Abstract

Studies specifically addressing self-reported fears cross-culturally have been scanty, and the few that have been conducted were seriously flawed methodologically. The present study set out to investigate this matter by comparing convenience samples of Ss from Great Britain, the Netherlands and the U.S.A. on a multi-scale robust measure of fear (the Fear Survey Schedule or FSS). Previously reported cross-national studies of neuroticism for the national groups considered here ( Hofstede, 1976, 1980) found a mean score for the Netherlands which was higher than that for either Great Britain or the U.S.A., while the latter two nations had virtually identical scores. On the basis of this finding, and the empirical observation that neuroticism is meaningfully associated with phobic anxiety, it was hypothesised that at least some of the scales of the FSS would parallel the Hofstede pattern of neuroticism findings [(I) Social Fears, (II) Agoraphobic Fears, (III) Bodily Injury, Death and Illness Fears, (IV) Fears of Sexual and Aggressive Scenes, and (V) Fears of Harmless Animals]. However, the Dutch scored significantly lower than both their American and British counterparts on all measures, the most sizeable differences being the British Ss' higher scores on Fears of Sexual and Aggressive Scenes and on Agoraphobic Fears.
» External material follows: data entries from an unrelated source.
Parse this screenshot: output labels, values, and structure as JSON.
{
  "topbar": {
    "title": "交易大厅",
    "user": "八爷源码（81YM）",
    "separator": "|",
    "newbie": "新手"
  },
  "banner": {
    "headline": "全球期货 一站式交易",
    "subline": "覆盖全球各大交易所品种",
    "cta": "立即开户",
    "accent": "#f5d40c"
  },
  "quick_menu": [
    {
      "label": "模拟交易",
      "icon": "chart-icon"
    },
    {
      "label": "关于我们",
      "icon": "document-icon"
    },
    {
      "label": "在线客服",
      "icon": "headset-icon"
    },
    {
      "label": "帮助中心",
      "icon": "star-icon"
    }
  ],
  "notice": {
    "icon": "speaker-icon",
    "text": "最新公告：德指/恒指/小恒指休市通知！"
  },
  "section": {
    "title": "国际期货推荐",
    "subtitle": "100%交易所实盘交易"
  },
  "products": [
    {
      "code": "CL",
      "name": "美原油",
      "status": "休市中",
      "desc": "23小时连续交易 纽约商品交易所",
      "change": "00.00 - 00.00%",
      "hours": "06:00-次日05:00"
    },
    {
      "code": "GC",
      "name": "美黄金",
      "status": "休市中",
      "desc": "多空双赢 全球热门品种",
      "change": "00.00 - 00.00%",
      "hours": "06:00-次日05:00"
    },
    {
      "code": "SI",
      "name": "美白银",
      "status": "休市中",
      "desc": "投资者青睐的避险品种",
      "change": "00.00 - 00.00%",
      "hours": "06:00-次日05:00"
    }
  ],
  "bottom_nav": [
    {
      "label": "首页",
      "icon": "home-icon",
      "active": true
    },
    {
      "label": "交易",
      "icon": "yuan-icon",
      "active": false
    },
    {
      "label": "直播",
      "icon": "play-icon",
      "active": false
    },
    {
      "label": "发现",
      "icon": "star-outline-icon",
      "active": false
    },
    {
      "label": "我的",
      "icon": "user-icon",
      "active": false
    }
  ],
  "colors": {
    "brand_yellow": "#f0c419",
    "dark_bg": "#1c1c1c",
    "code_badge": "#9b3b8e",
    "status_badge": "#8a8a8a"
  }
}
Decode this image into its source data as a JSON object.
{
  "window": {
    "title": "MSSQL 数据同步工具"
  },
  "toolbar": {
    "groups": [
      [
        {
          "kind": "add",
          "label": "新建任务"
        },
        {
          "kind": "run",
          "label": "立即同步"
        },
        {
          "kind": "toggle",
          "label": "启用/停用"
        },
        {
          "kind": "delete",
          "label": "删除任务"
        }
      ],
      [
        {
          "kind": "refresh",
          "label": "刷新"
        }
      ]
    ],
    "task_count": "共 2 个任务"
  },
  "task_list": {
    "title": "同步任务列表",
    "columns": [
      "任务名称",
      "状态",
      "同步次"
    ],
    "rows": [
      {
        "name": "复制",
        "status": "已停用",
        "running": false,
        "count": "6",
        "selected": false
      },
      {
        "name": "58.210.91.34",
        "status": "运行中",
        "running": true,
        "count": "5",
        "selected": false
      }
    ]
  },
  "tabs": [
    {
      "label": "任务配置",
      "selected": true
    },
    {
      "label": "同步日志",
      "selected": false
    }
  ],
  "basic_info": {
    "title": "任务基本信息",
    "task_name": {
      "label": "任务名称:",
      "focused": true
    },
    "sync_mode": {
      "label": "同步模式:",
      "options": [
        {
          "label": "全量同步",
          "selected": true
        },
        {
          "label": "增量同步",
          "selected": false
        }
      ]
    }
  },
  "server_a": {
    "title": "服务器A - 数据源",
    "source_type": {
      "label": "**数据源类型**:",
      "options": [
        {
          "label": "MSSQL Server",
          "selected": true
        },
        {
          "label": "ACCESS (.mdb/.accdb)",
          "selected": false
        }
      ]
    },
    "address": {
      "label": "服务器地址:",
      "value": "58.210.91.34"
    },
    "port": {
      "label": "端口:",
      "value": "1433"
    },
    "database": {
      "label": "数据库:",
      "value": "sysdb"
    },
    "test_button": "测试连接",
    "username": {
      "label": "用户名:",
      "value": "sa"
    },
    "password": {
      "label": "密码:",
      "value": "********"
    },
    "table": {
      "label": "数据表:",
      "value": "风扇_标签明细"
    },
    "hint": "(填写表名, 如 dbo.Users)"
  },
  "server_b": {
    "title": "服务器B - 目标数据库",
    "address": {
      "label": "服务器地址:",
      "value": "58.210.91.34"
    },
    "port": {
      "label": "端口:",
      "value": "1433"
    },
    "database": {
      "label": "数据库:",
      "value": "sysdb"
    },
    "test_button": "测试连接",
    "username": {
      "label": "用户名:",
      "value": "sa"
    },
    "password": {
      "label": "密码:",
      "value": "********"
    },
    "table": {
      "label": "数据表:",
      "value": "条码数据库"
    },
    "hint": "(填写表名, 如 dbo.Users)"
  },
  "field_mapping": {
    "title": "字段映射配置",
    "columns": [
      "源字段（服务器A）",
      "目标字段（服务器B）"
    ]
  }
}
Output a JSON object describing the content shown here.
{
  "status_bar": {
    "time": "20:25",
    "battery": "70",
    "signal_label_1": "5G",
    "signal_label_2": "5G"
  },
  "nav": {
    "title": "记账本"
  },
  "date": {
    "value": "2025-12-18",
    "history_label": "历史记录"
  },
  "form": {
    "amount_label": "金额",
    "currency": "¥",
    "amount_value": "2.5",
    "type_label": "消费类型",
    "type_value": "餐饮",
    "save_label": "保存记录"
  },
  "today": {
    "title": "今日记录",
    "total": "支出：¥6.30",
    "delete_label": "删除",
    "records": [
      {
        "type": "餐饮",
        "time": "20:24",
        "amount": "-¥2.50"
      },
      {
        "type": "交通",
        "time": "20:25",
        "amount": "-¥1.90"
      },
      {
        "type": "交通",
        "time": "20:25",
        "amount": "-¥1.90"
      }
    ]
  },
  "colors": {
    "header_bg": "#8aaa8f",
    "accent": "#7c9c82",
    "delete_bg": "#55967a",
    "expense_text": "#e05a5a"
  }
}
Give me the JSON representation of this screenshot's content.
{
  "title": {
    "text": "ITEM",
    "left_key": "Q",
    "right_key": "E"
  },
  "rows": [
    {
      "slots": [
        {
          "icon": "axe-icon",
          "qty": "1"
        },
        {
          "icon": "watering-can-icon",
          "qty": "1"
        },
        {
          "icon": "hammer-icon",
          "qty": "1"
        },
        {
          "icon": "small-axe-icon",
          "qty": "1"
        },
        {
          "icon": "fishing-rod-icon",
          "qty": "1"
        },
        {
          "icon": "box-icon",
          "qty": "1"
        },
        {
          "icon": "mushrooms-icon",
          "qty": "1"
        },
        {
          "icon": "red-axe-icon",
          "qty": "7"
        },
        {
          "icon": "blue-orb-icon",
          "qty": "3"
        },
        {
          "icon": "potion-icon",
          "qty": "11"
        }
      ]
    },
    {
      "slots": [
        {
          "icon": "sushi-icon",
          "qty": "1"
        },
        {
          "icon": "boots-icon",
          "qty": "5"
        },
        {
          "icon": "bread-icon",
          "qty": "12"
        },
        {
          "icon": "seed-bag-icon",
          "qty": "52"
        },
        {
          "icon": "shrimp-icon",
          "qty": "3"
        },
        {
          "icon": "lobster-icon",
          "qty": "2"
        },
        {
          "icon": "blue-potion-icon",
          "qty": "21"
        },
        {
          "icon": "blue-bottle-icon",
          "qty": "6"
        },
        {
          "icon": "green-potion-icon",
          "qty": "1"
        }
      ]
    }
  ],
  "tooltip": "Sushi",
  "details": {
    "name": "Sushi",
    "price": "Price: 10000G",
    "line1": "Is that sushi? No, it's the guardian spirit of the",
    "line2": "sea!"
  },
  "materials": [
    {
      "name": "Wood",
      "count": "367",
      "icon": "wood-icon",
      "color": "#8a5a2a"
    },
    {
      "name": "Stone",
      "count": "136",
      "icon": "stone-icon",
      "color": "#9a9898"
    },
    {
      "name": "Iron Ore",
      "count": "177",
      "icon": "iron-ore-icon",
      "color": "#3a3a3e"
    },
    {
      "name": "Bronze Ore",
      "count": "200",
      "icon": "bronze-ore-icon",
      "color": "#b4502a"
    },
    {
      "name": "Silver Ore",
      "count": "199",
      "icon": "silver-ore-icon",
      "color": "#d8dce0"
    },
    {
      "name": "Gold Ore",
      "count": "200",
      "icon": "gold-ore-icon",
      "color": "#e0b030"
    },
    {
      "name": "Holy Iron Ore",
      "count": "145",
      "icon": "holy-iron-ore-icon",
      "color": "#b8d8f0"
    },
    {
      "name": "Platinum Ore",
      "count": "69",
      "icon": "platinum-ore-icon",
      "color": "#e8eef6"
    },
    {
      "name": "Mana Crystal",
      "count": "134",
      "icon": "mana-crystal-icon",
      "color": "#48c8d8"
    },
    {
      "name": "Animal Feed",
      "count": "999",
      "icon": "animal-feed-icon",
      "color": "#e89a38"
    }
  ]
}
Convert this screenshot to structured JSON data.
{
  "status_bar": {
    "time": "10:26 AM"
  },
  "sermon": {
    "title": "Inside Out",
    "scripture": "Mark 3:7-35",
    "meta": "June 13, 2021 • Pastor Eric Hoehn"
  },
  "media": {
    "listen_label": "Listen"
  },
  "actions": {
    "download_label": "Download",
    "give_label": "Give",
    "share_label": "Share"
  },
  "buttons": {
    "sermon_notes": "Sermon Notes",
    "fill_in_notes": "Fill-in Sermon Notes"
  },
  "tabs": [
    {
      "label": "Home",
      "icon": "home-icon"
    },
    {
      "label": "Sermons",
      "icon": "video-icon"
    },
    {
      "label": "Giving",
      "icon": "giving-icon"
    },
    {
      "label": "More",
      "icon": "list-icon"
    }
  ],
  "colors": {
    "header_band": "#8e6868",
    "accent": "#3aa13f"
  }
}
The American and the British samples were comparable to each other in some respects (especially regarding social fears and fears of bodily injury, death and illness), while differing in other respects, in particular in the more pronounced fears of sexual and aggressive scenes in the British Ss. It was argued that these national differences may have emerged, at least in part, from national differences in higher-order conceptual (cognitive) strategies, a matter which remains to be empirically examined. Among other things, the need for nation-specific descriptive statistics and for specialised norms was emphasised.